Day 11—Munich, Germany
Today was the last day of the tour, but also the one that everyone had been looking forward to! We drove two and a half hours through the Alpine countryside to get to our first stop, Neuschwanstein Castle. Our guide, Moritz, let everyone know they could either walk to the top (on a steep but paved road) or take a horse drawn carriage. We opted for the faster route, walking. Even though it was raining and slightly cool (which we were thankful for after the climb), we had an enjoyable time learning about Bavarian culture from our guide. We learned that people from Bavaria are very proud of their history and culture and have a “Texas mentality” as he put it. He told us that they sometimes feel like their own country and would rather fly their regional flag than their German flag. After our 30-minute hike uphill, we made it to the famous Marienbruck Bridge, the bridge directly across from the castle that provides picturesque views of the structure itself but also the valley below.
After taking every possible photo we could from the bridge, we hurried over to the castle in time for our tour. No photos are allowed inside the castle, but I can try and describe what you would see on a tour. The man who built the castle, King Ludwig, was never married and was extremely interested in the arts, particularly operas. Every room in the castle is themed somehow around some work of art. He even built a cave in one of the rooms because it reminded him of his favorite play.

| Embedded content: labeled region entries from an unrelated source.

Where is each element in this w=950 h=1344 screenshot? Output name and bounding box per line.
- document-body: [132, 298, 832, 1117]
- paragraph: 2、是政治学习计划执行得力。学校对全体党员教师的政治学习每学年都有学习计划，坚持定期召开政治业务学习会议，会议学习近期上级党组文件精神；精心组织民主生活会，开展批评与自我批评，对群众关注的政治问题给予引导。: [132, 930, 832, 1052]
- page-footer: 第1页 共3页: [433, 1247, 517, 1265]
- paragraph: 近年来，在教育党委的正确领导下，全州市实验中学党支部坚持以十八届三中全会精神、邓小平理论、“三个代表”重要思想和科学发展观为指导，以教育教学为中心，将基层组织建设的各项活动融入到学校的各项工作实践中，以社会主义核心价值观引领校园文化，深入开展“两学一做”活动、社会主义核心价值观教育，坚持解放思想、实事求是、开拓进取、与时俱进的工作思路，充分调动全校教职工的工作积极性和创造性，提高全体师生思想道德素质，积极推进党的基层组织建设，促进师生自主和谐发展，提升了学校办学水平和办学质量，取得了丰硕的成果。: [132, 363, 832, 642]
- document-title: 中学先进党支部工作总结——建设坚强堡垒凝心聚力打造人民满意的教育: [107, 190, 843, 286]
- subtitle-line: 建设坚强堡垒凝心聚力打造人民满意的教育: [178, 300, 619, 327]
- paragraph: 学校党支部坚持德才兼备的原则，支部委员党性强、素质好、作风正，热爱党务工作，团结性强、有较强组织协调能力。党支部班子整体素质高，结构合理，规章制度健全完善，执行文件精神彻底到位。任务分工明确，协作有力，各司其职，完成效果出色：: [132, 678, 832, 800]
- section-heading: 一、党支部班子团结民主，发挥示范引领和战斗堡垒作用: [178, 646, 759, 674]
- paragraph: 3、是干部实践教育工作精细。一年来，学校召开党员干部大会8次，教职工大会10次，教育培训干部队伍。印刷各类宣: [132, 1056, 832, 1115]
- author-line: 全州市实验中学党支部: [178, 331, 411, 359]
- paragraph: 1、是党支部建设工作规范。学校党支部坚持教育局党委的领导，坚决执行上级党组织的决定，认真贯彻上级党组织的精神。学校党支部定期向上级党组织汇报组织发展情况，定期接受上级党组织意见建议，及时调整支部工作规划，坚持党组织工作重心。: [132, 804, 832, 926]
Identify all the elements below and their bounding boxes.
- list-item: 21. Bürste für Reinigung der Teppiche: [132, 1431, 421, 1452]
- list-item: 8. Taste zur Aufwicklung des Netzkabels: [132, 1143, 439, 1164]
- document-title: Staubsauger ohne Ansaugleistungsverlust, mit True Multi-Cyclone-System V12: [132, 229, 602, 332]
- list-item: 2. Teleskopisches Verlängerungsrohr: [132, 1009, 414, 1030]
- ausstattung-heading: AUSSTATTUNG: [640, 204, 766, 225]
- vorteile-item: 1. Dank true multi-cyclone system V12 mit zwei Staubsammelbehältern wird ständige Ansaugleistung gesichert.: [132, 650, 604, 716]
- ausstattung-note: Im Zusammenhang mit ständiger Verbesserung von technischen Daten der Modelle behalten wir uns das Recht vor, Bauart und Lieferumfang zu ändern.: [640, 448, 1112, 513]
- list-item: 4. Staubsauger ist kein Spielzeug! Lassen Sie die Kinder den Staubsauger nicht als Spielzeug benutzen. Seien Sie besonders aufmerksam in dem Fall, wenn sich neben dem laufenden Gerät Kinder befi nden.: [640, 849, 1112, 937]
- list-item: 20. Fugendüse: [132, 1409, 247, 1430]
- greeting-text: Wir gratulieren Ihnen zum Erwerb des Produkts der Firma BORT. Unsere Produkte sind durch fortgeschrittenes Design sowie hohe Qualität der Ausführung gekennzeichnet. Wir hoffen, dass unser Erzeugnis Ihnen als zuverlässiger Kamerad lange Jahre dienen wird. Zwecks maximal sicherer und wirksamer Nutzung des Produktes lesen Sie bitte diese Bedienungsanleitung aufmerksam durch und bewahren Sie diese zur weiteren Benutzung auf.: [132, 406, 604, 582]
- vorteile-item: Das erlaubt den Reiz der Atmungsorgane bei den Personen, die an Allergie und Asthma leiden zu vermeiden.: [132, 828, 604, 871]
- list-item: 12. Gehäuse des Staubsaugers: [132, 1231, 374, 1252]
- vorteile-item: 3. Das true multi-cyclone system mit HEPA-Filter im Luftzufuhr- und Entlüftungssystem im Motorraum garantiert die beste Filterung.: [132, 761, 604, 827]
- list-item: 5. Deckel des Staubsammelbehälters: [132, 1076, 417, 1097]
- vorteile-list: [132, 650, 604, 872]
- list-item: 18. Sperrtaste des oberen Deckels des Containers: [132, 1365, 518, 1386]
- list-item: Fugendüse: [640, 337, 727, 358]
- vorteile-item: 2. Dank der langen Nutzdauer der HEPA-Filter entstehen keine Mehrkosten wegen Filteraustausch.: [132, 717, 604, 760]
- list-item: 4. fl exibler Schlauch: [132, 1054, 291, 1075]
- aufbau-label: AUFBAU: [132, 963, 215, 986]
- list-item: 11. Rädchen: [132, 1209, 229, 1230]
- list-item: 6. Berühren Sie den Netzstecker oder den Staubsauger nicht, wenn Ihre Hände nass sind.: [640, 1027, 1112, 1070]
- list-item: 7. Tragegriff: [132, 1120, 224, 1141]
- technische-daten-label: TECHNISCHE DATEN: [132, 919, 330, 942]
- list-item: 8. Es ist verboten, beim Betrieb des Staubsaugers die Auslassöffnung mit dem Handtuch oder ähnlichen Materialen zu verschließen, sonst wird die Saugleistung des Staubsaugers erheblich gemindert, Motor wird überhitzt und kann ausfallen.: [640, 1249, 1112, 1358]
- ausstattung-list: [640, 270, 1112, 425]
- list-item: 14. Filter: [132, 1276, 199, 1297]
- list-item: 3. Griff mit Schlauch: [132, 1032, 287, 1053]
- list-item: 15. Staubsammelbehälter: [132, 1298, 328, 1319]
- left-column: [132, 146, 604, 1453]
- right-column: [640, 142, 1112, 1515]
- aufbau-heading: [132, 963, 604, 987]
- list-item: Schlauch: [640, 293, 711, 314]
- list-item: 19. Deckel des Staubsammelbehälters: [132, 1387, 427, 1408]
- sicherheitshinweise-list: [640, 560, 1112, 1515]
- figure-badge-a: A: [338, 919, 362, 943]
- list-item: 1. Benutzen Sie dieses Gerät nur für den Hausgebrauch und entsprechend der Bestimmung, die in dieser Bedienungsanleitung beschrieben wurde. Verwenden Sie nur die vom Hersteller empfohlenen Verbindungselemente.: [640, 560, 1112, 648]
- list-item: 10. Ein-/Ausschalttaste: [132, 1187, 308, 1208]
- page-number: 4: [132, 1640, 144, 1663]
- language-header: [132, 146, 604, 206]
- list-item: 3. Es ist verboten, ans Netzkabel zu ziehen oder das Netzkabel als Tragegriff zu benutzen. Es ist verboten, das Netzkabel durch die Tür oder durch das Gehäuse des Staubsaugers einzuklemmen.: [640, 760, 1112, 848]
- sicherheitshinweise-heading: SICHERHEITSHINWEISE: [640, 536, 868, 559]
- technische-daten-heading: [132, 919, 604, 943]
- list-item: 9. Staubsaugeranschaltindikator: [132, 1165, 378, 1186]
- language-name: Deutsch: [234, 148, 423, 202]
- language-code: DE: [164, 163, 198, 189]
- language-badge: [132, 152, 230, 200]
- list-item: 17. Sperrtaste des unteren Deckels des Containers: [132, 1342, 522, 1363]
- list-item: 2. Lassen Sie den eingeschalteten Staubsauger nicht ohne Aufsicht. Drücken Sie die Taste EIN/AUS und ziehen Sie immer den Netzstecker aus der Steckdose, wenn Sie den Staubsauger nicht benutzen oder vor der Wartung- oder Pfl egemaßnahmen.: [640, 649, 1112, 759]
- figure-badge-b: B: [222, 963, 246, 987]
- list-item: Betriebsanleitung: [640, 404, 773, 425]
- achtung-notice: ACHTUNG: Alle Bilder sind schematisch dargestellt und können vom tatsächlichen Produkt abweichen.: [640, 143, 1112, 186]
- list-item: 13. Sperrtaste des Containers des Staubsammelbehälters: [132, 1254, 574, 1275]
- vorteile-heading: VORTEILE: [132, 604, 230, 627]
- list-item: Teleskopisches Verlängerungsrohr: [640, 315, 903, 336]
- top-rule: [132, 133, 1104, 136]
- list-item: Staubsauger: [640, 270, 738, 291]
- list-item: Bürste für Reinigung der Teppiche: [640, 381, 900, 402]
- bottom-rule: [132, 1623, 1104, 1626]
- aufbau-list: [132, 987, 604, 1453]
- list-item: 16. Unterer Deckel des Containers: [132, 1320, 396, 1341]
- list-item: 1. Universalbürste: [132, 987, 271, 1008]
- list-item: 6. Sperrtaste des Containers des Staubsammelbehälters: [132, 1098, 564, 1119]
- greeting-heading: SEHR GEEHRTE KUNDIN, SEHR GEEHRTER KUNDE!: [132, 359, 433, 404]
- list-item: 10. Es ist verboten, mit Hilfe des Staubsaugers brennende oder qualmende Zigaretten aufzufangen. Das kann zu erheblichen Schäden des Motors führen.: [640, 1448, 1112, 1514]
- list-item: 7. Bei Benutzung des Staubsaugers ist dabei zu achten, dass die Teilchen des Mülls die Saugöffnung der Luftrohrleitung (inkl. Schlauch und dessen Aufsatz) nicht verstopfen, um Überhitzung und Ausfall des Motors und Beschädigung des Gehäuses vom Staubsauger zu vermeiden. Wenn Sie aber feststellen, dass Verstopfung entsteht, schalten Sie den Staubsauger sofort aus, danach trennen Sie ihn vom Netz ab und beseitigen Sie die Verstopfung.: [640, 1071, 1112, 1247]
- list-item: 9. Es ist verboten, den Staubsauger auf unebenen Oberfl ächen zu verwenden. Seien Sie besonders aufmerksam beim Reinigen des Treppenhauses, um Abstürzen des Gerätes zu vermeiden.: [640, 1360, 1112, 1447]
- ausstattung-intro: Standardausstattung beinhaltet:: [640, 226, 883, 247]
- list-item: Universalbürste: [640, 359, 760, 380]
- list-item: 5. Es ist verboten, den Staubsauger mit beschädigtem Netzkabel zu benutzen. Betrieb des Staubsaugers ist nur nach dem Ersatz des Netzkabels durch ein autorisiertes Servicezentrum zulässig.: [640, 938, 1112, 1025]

Several rooms were themed around “The Swan Prince” opera, with tapestries and murals dedicated to the show. Ludwig’s story is ends sadly, because he became a recluse and died a mysterious death in a lake near his home.
We walked back down the hill and ate lunch at one of the little restaurants. I ordered a dish called “Kase Spaetzle”, which is basically mac and cheese and fried onions on top. It was WONDERFUL and I would recommend trying this dish if you are ever in Germany! We all loaded up on the bus for our last stop of the day, King Ludwig’s father’s house, Linderhof Palace. This is a much smaller domain since it was built to house one person and no guests. He built it with Versailles in mind, so it is very opulently decorated and every room is filled to the brim with furniture and art. Make sure you don’t miss the fountain show in the front pool on your way out!
Our Viking experience ended after the bus dropped us back off at our hotel in Munich that night. I’ve never taken a trip this long or to this many places, and it was definitely one of the most amazing travel experiences I’ve had. If you’re looking for luxury, convenience, and the ability to see many countries and landmarks on one trip, then Viking River Cruises are for you!